Large Scale Extraction

ChemSchematicResolver can be used for high-throughput data extraction using two methods.

Extract Images

Extract all diagrams from a directory of images with extract_images:

>>> result = csr.extract_images('<path/to/img/dir>')

This runs the extract_image method on every file in the target directory, and returns a list of the results. For example:

>>> print(result)
[[(['1a'], 'C1=CC=CC=C1')], [(['1b'], 'C1=CC=CC(=C1)C')]]    

Extract Documents

Similarly, the extract_documents method can be used to extract from a directory containing multiple documents.

>>> csr.extract_documents('<path/to/docs/dir>')  
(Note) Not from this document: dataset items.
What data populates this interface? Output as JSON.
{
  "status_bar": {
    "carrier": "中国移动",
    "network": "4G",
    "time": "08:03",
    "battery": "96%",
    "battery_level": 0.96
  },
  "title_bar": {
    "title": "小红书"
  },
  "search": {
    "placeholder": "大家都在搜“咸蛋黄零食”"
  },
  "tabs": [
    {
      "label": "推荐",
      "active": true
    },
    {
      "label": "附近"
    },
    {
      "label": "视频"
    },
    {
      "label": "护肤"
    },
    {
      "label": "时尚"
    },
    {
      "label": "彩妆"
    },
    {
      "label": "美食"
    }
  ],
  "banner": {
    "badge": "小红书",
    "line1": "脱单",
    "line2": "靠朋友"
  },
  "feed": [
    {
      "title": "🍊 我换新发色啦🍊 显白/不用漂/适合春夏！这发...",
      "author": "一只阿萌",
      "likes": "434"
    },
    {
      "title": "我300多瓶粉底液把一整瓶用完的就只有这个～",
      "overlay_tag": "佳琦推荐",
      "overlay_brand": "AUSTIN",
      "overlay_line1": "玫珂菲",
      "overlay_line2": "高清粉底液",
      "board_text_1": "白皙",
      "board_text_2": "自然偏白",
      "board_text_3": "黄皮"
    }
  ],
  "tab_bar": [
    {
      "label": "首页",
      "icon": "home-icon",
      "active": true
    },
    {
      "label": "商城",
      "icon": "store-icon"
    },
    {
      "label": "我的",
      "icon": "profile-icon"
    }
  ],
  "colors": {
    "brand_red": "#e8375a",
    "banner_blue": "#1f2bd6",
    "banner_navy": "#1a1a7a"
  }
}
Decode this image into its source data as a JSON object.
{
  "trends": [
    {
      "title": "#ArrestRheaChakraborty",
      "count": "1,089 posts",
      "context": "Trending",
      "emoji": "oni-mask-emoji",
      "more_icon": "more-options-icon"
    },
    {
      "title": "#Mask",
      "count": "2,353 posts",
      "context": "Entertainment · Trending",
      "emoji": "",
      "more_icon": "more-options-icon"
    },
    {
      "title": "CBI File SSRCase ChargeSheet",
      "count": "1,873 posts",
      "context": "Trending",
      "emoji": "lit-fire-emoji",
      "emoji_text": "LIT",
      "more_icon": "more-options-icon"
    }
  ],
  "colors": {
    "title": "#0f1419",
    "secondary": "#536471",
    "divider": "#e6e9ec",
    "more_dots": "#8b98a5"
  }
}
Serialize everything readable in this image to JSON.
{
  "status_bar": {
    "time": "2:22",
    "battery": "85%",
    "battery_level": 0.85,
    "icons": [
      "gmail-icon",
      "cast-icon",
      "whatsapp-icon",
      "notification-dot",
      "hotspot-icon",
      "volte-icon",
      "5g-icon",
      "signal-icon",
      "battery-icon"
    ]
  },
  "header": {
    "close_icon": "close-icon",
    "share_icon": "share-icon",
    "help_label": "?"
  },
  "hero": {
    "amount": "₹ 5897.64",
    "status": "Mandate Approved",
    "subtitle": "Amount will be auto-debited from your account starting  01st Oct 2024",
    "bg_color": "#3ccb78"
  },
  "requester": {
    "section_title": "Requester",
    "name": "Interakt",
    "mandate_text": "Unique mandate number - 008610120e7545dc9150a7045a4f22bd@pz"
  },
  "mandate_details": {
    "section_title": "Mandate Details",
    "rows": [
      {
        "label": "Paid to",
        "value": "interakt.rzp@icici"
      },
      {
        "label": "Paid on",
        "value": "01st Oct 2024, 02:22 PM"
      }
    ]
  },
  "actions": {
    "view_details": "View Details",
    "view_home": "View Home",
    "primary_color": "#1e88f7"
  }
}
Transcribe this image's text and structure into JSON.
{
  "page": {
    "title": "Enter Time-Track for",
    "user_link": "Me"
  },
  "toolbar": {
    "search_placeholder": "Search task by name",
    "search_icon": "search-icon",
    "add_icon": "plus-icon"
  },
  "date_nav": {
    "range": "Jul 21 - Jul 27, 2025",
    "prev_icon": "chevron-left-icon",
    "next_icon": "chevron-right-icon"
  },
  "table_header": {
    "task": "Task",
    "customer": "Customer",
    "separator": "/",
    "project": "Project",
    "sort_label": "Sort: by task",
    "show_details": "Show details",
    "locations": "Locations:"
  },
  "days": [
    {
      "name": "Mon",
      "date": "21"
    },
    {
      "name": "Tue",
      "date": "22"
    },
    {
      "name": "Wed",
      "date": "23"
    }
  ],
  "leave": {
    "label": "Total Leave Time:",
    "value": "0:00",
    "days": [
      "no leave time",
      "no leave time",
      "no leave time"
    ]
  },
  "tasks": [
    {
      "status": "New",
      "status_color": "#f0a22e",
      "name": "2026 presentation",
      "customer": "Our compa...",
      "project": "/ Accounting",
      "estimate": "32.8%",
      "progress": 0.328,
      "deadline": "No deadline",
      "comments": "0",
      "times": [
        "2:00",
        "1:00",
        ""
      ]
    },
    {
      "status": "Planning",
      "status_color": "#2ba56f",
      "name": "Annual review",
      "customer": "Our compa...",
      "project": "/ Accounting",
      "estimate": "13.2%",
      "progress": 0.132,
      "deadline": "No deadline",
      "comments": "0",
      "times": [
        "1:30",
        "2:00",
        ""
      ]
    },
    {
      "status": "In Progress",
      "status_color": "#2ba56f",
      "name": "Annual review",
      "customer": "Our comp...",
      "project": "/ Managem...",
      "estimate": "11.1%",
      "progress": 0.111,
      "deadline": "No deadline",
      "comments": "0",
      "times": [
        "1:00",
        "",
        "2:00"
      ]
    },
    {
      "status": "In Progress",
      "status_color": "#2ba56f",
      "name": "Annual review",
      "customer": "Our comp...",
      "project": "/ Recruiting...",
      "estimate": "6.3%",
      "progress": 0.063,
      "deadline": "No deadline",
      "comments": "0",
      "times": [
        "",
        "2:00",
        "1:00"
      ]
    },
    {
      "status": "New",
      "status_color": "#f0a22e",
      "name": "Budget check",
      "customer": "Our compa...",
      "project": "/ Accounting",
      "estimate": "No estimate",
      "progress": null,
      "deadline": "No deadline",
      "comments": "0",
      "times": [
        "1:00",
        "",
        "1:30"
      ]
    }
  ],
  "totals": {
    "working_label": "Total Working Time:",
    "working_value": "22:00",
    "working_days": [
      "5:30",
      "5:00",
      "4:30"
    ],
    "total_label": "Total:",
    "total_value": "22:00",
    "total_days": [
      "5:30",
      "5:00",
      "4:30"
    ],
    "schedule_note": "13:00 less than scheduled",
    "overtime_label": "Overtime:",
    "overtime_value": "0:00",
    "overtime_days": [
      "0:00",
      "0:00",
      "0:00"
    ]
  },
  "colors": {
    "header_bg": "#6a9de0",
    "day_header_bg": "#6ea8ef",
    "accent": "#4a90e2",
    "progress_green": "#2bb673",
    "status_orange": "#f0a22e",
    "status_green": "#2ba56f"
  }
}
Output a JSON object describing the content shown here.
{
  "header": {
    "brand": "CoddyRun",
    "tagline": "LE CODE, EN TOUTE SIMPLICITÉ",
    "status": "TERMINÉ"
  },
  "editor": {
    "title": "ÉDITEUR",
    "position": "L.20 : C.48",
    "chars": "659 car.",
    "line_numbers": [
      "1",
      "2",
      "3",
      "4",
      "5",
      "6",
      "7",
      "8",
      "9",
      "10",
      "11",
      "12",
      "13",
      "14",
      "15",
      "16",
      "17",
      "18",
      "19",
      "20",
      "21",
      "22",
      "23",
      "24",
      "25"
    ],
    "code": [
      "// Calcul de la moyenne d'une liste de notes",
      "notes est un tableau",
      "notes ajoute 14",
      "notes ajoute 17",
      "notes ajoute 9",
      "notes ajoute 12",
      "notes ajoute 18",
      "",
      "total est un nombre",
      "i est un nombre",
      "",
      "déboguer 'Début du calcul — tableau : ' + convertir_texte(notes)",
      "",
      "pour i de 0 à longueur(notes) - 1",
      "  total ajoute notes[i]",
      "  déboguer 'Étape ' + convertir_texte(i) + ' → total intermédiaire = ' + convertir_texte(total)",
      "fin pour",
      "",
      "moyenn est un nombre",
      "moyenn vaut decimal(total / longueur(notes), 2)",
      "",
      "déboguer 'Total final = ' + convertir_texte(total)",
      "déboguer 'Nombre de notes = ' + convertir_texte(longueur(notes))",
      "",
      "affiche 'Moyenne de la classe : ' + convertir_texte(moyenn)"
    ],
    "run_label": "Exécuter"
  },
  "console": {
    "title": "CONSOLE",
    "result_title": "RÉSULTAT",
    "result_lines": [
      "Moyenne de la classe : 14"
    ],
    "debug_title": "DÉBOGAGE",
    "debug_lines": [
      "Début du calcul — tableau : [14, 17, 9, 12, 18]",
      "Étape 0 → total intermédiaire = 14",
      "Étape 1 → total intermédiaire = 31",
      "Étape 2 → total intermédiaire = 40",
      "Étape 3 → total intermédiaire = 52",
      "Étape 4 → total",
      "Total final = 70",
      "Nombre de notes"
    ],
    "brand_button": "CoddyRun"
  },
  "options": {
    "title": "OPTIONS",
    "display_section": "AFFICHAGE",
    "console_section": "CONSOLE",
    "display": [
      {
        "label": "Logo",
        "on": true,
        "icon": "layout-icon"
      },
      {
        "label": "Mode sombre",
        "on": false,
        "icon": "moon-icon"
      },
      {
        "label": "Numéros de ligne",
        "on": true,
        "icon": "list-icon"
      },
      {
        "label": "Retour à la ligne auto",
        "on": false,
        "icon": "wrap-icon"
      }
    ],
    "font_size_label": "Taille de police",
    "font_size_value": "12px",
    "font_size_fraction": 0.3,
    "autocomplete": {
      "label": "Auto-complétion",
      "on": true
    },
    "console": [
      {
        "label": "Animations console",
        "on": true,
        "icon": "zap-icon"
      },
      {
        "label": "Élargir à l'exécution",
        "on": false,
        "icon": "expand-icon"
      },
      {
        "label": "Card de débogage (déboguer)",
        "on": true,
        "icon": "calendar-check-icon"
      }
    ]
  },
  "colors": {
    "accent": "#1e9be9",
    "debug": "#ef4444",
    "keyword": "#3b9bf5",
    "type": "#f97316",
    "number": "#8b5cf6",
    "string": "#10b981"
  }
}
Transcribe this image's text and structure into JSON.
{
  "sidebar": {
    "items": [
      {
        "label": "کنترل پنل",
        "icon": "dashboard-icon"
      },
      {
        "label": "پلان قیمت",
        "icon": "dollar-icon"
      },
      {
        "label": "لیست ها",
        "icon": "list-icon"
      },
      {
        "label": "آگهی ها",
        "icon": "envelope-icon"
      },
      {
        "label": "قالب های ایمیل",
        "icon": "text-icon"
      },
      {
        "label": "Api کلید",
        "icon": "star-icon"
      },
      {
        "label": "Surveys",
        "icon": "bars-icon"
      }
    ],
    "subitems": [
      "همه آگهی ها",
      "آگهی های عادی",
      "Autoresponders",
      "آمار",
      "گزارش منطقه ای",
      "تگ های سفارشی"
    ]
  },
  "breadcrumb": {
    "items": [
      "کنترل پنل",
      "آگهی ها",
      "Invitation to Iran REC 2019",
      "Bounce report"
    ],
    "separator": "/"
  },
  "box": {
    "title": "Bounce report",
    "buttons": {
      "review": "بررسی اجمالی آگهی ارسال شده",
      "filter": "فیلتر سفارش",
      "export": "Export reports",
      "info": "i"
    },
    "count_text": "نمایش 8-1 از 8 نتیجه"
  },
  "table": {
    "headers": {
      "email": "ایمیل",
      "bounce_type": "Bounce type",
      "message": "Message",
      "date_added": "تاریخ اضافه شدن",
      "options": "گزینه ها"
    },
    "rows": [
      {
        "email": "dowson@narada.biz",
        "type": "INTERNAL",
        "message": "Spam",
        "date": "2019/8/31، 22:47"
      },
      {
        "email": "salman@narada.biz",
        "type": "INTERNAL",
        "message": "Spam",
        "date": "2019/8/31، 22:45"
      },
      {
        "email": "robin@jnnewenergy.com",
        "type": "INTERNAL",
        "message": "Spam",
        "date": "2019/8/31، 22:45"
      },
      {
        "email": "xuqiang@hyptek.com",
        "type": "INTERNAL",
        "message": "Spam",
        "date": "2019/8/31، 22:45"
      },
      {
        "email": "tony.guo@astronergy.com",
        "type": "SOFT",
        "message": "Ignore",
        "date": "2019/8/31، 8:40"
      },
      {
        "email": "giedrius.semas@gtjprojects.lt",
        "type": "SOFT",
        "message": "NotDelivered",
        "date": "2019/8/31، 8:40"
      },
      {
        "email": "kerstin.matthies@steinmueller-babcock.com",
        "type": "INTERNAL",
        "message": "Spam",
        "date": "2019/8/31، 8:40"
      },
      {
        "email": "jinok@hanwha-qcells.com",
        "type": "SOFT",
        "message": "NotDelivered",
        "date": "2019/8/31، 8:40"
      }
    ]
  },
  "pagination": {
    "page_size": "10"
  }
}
This also returns a list, where each element describes CSR-enriched chemical records of each article. For example:

>>> print(result)
    [{'labels': ['1a'], 'roles': ['compound'], 'melting_points': [{'value': '5', 'units': '°C'}], 'diagram': { 'smiles': 'C1=CC=CC=C1', 'label': '1a' } },
     {'labels': ['1b'], 'roles': ['compound'], 'melting_points': [{'value': '-126', 'units': '°C'}], 'diagram': { 'smiles': 'C1=CC=CC(=C1)C', 'label': '1b' } }]

The user may also use the extract_all=False argument with this method: see the previous section.

ChemSchematicResolver also supports compressed directories with .zip, .tar and .tar.gz formats.